Много лет не был он дома, и ничто не изменилось здесь. Даже кувшин, из которого мылся его отец, висел на том же месте, и кошелки для наседок, казалось, все те же, и стены избы не белились за это время. Еще чернее стал потолок и грознее смотрел бог-отец со своего престола.
Лука Лукич спал.
Флегонт долго смотрел на отца. Ни единой морщины не прибавилось на его продубленной коже, и борода не побелела — такая же пегенькая, полуседая, как всегда.
— Батя! — Он притронулся к безжизненно свесившейся с постели руке Луки Лукича. — Батя!
— Кто тут? — Лука Лукич приподнялся на локте. — Что это мне померещилось? Словно бы Флегонт тут?
— Я, батя.
Лука Лукич опустился на подушку и заплакал.
— Сынок, родимый!.. Избили меня, изувечили, за что? — Он вытер слезы. — Где тебя носило, сын?
— Далеко, батя. В разных местах был, разных людей видел.
— Какой же ты стал сурьезный, Флегонт, складный. — Лука Лукич провел пальцами по лицу сына. — Нашей ты породы. А вона Иван, старшой твой брат, чахнет. Чахнет Иван, кончается. Он помрет, и мне в могилу. Слава богу, хоть тебя-то довелось увидеть.

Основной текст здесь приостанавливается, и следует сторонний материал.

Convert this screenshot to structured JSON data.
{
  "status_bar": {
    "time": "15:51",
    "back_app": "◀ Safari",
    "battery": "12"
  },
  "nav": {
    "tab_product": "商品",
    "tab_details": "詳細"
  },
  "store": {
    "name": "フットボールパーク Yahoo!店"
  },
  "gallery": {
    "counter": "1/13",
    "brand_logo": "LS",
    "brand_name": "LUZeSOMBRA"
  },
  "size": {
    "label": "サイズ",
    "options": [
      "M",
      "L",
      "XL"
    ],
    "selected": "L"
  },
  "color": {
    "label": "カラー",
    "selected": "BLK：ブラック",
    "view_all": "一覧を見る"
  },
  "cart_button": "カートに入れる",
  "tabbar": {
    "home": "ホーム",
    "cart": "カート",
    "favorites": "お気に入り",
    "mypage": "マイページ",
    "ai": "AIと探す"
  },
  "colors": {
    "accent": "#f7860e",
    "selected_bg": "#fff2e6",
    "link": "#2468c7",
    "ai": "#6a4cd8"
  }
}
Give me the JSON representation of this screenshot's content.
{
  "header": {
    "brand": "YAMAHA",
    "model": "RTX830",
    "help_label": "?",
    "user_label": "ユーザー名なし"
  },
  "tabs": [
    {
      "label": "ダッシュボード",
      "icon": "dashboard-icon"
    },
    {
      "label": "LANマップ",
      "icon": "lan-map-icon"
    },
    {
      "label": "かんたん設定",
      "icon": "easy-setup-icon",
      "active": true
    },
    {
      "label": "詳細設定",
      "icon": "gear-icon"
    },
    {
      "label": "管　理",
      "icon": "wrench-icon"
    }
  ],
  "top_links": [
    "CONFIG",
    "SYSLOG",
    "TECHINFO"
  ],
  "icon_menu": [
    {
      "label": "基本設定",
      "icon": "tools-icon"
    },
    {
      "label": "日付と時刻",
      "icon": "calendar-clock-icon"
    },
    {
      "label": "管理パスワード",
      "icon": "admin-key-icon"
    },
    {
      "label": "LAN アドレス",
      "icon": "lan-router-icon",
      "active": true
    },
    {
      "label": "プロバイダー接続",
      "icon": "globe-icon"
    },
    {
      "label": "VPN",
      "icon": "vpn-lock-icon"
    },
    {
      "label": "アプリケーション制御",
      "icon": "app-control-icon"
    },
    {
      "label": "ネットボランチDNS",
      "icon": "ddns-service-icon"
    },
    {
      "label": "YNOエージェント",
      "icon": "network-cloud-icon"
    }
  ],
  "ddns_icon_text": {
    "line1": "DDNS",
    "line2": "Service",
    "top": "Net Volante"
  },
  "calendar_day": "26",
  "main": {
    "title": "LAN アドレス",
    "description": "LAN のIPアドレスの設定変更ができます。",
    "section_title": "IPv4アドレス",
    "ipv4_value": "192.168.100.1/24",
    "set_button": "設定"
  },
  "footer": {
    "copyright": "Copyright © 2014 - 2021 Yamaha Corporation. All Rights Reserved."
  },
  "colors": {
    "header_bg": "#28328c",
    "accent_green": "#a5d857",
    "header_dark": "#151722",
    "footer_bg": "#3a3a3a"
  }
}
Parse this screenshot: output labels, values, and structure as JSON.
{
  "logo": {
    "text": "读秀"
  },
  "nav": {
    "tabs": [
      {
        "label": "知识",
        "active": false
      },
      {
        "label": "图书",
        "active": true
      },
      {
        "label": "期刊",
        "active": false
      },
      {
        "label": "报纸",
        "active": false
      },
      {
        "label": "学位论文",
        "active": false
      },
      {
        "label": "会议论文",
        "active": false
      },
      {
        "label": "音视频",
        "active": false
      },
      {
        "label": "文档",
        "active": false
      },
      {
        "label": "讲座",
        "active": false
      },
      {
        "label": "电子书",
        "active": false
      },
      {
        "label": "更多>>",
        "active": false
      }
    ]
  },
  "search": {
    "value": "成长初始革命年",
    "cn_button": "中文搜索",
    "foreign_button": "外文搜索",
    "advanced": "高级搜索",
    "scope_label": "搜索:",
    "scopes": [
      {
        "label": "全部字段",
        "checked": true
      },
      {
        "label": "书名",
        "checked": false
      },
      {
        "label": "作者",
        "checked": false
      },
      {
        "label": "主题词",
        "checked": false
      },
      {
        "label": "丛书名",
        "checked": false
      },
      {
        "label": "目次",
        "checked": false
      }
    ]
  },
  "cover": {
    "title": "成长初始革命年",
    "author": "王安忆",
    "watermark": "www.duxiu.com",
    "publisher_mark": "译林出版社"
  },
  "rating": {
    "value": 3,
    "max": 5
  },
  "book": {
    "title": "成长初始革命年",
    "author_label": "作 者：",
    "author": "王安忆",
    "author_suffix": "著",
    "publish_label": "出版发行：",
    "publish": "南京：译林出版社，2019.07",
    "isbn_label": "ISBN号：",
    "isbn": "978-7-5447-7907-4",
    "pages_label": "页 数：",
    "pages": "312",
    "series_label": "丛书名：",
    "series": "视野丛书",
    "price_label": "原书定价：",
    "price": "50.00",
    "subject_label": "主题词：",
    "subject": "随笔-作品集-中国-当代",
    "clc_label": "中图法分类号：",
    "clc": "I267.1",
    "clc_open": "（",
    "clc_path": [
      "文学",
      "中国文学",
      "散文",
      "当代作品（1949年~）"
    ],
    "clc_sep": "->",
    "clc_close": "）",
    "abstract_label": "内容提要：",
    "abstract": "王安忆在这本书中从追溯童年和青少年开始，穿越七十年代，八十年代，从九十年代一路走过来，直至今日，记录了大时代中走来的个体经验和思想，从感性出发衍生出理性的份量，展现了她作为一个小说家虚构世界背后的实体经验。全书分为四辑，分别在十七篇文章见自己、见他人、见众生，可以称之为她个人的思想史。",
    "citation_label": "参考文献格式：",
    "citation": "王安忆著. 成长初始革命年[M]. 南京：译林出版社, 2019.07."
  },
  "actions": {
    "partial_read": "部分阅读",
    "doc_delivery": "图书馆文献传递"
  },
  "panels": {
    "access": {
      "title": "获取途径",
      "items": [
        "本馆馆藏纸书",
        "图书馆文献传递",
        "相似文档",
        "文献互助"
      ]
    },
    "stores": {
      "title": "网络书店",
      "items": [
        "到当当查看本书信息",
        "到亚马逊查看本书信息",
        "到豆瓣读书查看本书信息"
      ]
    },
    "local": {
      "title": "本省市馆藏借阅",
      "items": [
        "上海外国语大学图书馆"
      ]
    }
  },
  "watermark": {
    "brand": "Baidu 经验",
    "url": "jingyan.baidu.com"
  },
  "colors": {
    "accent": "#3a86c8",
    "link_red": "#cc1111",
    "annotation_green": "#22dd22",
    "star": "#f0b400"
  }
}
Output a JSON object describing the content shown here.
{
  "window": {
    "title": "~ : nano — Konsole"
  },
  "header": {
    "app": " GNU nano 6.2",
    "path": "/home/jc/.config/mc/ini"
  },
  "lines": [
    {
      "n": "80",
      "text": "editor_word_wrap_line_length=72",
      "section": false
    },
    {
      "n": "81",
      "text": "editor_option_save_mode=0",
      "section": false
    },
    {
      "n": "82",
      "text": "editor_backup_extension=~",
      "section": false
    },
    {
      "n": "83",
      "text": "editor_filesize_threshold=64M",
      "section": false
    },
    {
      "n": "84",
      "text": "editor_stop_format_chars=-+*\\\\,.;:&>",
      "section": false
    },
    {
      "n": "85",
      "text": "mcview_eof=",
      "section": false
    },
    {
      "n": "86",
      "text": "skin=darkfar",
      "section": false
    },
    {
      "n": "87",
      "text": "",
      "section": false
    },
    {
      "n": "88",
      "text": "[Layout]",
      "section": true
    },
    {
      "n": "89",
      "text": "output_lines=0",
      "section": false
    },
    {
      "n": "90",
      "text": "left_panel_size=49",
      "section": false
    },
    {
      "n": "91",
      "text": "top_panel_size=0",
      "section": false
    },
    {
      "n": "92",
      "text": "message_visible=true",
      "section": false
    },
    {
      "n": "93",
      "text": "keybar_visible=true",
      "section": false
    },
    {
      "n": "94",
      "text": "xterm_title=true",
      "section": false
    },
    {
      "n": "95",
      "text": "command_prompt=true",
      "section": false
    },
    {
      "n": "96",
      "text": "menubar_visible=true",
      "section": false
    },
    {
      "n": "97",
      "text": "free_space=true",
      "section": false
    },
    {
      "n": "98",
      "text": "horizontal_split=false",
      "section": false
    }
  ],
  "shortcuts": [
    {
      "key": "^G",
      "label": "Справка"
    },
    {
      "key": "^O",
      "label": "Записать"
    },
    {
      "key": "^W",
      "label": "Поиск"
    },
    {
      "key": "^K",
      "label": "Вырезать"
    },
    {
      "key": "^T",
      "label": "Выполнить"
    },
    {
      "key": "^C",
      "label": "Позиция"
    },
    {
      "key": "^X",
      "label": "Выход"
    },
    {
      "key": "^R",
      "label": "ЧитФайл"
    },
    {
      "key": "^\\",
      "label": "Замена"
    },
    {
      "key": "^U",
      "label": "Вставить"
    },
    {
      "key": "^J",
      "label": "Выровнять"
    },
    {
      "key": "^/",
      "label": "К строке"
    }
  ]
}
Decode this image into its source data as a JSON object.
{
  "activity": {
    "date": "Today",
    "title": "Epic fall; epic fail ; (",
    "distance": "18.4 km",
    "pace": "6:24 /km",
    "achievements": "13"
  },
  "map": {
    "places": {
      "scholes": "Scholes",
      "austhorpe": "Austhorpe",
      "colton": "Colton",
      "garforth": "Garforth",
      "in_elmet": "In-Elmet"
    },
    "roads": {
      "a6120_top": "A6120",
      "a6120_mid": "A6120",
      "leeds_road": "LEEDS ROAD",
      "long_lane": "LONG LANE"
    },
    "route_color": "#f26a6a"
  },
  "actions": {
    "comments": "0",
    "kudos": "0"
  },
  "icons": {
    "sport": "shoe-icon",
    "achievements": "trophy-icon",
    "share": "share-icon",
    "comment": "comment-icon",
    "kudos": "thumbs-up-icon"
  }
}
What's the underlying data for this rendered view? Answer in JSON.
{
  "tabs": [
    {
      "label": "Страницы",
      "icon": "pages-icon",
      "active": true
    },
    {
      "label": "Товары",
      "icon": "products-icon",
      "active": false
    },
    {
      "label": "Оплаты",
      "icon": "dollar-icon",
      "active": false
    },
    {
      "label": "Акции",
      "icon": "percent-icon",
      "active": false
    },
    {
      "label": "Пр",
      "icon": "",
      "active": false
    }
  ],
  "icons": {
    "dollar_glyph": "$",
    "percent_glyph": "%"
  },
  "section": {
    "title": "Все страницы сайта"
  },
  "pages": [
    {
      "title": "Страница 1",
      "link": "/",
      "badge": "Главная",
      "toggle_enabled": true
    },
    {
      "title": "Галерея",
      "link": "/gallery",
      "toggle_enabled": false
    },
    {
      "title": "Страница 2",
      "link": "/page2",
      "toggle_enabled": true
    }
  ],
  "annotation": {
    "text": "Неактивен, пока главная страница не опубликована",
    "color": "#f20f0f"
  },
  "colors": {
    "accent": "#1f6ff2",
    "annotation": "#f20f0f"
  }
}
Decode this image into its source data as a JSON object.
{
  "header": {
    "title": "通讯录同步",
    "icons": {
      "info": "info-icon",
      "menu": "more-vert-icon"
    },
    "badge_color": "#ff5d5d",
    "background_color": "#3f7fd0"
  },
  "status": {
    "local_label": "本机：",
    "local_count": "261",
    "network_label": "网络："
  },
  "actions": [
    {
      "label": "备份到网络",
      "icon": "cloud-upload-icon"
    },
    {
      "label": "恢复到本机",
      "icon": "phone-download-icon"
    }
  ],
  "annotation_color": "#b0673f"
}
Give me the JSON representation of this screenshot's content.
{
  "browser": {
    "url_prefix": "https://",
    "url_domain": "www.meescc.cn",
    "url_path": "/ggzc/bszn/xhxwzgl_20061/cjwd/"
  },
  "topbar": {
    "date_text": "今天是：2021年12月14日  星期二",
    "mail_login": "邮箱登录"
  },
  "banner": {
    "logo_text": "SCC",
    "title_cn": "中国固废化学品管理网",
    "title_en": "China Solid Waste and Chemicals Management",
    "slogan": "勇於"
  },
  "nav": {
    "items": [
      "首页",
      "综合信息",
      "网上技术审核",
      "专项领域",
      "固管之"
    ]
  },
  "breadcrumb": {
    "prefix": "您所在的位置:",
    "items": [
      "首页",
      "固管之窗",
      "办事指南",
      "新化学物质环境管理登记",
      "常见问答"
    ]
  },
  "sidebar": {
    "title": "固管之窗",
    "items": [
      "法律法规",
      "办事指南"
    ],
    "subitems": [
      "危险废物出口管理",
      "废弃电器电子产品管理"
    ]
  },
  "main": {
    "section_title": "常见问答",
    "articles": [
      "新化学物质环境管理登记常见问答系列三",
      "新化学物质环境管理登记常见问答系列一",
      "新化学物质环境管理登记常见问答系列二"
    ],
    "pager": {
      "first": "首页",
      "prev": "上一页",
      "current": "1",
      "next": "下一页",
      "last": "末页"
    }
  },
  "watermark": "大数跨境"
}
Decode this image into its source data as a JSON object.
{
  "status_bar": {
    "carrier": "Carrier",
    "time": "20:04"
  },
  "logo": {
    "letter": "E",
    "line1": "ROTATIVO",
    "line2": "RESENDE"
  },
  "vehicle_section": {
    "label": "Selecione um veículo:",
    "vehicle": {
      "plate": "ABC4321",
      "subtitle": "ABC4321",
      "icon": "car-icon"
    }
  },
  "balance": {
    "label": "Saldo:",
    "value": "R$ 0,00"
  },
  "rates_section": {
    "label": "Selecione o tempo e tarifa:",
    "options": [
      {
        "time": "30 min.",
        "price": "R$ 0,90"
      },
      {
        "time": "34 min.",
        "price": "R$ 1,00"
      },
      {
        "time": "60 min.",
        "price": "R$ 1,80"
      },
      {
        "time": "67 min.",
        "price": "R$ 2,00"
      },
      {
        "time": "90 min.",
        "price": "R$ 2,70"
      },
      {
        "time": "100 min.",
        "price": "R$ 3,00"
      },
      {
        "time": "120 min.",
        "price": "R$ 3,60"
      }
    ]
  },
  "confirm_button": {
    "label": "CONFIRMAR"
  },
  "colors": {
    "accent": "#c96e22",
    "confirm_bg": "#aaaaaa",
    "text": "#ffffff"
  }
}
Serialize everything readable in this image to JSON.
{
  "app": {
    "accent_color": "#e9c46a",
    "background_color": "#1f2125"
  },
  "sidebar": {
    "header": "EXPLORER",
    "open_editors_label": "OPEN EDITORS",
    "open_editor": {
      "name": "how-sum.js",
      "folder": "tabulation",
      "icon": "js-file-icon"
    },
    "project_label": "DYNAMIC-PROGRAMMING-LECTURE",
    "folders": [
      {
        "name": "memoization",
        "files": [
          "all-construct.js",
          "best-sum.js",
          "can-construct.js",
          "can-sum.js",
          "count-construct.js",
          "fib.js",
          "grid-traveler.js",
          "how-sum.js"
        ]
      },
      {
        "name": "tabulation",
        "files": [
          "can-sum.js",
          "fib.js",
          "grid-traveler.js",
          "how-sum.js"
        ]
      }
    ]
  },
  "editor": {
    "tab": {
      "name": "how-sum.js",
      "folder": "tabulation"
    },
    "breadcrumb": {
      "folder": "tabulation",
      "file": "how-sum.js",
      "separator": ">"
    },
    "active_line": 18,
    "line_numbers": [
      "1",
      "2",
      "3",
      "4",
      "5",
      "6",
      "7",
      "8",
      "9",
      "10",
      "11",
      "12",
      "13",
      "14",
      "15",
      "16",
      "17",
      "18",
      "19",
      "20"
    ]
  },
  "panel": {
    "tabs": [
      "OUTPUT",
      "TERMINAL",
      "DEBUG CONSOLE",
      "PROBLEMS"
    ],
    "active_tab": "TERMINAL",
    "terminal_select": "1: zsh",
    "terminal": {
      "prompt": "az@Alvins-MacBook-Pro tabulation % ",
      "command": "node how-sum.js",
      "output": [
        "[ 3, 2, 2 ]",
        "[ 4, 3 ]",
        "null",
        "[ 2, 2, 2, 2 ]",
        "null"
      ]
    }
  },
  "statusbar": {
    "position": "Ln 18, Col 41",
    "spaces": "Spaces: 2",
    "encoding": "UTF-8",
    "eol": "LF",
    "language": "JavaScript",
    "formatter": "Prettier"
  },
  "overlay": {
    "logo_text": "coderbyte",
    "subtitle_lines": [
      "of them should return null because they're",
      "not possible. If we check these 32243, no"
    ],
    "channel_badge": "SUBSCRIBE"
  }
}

Да ведь, поди, опять уйдешь? — И такая тоска прозвучала в отцовских словах, что Флегонт едва не заплакал.
— Уйду, батя, скоро уйду, — сказал он глухо.
— Давно приехал?
— Недавно.
— А-а!.. — старик вяло усмехнулся. — Стало быть, хоронишься? От кого хоронишься, сынок?
— От тех, кто тебя нынче избил.
— В роду нашем не было людей, которые хоронились от начальства.
— Завелись. Да и будут еще. Не один я, батя.
Тараканы, шурша, бегали по столу и стенам, скрипела кровать под тяжестью тела Луки Лукича. Прокричал где-то петух, и разом закричали все петухи на селе.